Tailorable Hydrogel Fibers from High-Yield Recombinant Hagfish Intermediate Filament Proteins: A New Frontier in Biomimetic Materials

This study developed aqueous hydrogel fibers from recombinant hagfish intermediate filament proteins and investigated how protein identity, protein concentration, and coagulation conditions influence their hydration, structure, and mechanics. Recombinant rHIF-α, rHIF-γ(C387S), and their natural 1:1 blend were dissolved in formic acid and spun into either deionized water or artificial saltwater to form hydrogel fibers in fully aqueous environments. The resulting fibers retained high water content, approximately 66 to 81% by mass, and showed substantial mass and diameter swelling.

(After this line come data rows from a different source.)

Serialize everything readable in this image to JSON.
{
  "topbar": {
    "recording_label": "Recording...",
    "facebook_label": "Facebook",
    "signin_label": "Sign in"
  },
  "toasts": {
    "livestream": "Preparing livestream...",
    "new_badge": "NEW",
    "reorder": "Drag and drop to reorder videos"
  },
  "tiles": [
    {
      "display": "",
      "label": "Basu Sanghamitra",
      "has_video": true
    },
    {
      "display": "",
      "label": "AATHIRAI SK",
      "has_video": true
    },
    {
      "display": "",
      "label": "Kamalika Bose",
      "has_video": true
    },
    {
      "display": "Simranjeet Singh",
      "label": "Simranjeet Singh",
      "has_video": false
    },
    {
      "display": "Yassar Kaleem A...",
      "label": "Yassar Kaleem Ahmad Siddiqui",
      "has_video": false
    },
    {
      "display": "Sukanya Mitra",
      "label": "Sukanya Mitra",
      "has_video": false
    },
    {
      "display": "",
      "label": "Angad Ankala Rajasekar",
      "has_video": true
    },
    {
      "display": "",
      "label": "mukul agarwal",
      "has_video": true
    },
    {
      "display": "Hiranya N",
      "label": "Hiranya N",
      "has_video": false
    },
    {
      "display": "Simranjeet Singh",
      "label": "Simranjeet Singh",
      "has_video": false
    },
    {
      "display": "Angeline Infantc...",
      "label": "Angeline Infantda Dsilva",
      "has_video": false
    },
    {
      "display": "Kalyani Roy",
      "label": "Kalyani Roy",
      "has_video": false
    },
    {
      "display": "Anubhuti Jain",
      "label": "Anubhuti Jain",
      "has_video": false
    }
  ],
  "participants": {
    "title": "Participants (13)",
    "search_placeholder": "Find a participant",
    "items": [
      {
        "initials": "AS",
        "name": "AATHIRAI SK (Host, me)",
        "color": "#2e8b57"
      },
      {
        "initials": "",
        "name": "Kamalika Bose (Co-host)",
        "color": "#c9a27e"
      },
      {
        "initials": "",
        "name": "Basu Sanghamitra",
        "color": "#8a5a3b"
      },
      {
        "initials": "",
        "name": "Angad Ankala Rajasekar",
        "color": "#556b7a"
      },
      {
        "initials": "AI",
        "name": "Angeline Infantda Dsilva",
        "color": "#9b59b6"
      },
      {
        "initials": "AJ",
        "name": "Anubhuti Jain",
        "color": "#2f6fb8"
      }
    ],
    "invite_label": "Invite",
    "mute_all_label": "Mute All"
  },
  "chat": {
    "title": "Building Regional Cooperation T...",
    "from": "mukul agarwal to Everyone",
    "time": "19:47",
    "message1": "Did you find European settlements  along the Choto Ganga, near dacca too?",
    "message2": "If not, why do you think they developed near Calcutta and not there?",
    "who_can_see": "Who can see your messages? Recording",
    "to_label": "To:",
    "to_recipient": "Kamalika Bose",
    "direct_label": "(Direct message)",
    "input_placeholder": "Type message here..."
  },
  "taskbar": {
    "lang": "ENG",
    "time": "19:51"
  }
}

Mechanical performance was highly tailorable, with elastic moduli spanning roughly 10^2 to 10^3 kPa depending on formulation and processing, placing the materials within a range relevant to a variety of soft tissues. FTIR-ATR suggested substantial ordered secondary-structure content, while the authors noted that apparent beta-sheet assignments should be interpreted carefully because coiled-coil alpha-helical structures can contribute overlapping signals. SEM imaging revealed nanoporous internal architectures aligned along the fiber axis. Overall, the work establishes recombinant hagfish intermediate filament hydrogel fibers as a scalable and sustainably processed biomimetic material platform with tunable mechanics and hydrated fiber morphology.